Being a fan of British cinema I let the sleepy beginning slide and sat back to watch the film grow into this intriguing reflection on the football side of life and how Colin Firth brandished out on his typecast lover's role for once and created a remarkable shot at a man lost in a world of sport.
Bridget Jones, Pride and Prejudice, Mamma Mia and Love Actually. The common factor is? You're right, they're all awful. But they are all also romantic comedies and star Mr Firth as a brandished eye candy for the female viewers. I've never personally been his biggest fan, and like Hugh Grant in About a Boy, it is good to see him brandish away from the Prince Charming perception and dive more into drama. This hard nosed football fanatic is a glorious exploration of obsession with no way of real world understanding and having seen many of his films, he to me has never bettered this. But with A Single Man due next year critics are suggesting it's his time for an Oscar.

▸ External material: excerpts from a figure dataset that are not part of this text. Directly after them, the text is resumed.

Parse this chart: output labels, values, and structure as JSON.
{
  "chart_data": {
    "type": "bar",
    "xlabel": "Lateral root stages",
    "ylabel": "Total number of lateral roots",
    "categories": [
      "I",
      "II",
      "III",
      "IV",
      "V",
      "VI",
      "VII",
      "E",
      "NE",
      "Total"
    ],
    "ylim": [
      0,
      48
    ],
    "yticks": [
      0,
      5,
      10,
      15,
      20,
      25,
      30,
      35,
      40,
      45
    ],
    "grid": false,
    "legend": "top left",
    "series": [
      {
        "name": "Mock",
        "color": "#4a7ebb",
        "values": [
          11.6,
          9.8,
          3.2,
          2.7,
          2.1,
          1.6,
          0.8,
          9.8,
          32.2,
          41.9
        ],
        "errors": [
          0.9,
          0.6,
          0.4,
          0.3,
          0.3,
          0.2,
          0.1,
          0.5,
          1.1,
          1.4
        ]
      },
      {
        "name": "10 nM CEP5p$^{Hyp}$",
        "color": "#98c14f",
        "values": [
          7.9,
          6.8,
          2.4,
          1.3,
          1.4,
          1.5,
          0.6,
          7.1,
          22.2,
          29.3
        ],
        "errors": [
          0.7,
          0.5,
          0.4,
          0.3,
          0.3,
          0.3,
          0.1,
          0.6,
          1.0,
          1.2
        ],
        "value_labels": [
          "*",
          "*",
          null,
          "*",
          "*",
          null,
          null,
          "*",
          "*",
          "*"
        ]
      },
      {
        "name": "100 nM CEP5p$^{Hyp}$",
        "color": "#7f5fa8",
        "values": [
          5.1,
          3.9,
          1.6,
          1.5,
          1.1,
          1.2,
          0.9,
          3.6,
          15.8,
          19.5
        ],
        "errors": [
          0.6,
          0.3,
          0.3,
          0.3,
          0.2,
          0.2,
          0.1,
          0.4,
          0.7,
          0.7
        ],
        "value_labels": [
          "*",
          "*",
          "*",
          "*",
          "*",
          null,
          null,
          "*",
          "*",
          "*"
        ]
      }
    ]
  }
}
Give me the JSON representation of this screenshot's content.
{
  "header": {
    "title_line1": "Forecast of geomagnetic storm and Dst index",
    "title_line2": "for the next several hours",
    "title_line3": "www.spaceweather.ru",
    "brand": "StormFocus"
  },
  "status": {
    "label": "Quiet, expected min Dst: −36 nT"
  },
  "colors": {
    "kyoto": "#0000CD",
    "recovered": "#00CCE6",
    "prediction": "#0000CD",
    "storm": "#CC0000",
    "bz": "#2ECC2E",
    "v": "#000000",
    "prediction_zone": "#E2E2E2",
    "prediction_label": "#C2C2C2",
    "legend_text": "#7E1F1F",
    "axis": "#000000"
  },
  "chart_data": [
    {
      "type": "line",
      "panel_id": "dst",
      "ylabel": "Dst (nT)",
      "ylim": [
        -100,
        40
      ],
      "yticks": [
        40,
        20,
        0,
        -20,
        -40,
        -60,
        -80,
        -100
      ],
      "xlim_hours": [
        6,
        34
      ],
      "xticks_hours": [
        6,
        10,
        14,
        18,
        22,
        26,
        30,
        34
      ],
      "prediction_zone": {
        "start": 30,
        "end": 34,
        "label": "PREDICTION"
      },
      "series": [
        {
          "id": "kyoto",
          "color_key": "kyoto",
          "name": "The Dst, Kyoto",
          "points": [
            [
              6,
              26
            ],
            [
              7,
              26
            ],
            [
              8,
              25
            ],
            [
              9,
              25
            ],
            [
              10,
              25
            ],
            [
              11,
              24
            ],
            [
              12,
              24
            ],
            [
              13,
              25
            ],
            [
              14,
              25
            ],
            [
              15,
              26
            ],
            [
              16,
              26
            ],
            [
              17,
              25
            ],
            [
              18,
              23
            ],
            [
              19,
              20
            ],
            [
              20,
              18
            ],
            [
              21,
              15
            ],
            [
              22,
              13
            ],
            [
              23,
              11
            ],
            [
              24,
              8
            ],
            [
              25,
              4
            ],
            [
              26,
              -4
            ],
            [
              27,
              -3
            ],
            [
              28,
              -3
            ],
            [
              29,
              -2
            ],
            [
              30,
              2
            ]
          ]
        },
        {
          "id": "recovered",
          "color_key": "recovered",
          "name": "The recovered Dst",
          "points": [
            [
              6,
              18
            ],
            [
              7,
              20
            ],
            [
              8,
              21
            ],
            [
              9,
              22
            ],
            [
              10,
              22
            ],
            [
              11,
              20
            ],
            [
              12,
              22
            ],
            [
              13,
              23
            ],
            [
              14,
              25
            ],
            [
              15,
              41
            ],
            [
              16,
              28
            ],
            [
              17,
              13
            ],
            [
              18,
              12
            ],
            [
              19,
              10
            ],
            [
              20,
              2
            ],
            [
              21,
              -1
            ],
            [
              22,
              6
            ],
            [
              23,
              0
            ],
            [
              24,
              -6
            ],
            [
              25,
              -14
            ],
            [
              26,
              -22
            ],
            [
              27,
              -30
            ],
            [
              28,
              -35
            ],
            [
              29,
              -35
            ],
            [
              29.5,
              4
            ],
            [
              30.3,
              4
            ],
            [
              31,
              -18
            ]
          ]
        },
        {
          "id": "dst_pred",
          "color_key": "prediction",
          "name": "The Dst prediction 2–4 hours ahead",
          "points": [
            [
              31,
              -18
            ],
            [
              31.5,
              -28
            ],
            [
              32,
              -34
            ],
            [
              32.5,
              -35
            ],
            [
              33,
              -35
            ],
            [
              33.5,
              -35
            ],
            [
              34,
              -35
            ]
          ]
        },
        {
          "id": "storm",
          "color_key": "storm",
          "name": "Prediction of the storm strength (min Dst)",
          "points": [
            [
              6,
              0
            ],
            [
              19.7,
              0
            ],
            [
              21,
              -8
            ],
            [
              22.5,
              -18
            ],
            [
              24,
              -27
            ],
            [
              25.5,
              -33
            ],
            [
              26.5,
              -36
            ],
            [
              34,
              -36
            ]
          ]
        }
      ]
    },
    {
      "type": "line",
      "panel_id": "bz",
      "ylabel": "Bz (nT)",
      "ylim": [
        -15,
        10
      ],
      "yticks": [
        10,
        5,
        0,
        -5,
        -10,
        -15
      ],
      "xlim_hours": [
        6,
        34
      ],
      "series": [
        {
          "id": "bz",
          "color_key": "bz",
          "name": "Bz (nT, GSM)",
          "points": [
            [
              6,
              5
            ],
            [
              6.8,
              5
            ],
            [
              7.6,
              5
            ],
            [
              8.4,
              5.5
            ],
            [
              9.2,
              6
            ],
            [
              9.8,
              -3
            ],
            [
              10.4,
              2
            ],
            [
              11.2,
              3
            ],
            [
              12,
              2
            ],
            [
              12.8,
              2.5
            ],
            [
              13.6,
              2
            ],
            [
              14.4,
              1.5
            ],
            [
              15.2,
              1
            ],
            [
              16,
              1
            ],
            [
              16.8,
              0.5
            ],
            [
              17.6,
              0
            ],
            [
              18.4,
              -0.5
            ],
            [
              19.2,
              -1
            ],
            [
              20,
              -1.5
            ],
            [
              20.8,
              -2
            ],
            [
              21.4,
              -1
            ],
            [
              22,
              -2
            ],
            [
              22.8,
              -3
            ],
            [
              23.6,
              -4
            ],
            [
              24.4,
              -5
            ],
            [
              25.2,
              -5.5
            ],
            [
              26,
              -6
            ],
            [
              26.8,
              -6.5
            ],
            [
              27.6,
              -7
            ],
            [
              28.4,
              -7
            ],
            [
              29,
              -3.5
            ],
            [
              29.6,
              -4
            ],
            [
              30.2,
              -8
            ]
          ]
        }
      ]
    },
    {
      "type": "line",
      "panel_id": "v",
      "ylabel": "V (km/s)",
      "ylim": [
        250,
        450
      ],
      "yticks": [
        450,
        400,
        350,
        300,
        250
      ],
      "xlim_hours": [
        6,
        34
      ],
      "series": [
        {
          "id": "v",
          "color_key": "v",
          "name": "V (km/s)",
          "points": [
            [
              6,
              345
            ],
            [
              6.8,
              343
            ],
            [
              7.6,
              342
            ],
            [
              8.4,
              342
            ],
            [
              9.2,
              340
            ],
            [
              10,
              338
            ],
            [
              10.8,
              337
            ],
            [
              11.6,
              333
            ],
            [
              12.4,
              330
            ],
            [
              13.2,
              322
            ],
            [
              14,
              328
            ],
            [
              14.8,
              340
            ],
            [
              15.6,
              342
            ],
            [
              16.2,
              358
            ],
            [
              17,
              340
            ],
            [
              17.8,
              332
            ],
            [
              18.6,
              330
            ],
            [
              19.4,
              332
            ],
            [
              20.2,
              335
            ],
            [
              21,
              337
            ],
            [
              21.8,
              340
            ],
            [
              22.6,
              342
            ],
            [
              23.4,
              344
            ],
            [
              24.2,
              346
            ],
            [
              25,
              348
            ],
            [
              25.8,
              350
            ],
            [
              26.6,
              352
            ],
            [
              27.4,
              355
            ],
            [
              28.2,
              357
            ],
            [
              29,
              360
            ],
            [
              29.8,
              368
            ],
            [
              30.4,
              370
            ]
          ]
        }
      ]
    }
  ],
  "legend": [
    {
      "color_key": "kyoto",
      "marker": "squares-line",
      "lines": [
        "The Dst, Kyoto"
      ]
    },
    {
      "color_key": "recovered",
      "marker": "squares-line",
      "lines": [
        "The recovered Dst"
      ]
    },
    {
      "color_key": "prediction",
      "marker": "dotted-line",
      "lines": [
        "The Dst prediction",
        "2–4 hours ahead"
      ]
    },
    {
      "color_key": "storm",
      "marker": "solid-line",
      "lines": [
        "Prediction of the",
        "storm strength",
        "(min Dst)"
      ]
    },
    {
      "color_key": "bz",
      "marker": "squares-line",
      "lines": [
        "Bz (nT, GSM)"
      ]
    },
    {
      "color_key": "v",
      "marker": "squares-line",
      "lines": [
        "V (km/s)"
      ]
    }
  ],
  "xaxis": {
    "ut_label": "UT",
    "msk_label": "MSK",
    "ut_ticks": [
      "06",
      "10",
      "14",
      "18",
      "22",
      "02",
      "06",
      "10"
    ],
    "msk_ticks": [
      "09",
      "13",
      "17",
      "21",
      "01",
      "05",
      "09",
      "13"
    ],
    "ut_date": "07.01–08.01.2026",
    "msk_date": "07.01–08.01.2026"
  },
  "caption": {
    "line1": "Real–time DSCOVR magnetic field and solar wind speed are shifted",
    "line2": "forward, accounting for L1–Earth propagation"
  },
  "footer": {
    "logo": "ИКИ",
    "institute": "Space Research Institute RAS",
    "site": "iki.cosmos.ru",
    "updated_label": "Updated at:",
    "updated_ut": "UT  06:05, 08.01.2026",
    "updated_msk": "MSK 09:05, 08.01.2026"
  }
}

Sadly we can never fully escape his typecast and we see a love interest inserted to balance out the good and bad of his football obsession. This is almost as ridiculous as Love Actually, there was a brief laugh and then they're snogging, having argued previously in the week. Her jealousy and animosity completely contradicts what is to follow it and Ruth Gemmell in all honesty, brings little but negative vibes to the film.
As a fan of football I found the representation quite an accurate depiction of the way the football world used to be and how we as neutrals watched with eager anticipation to see our favourite players march onto the field to the cheers and plaudits of the crowd. Now in a world where we see players selling perfume with their wives (Beckham) and more stories off field than on (manager sackings etc) it has been quite a while since the game has really been viewed as a game of sport and not of tabloid tales. This film however looks beyond the press and sees it as purely a fan's perspective, which benefits it.
The scene in the stadium that introduces Ruth Gemmell to the game is a great collaboration of fan's passion and youthful exuberance.
The final game we see is a title decider and whether you support Arsenal or not you will be gripped with the fans on screen to see the outcome. Despite major flaws with flashbacks, narration and love interests David Evans has created a good intended drama that is a good reflection of fans emotions to the game.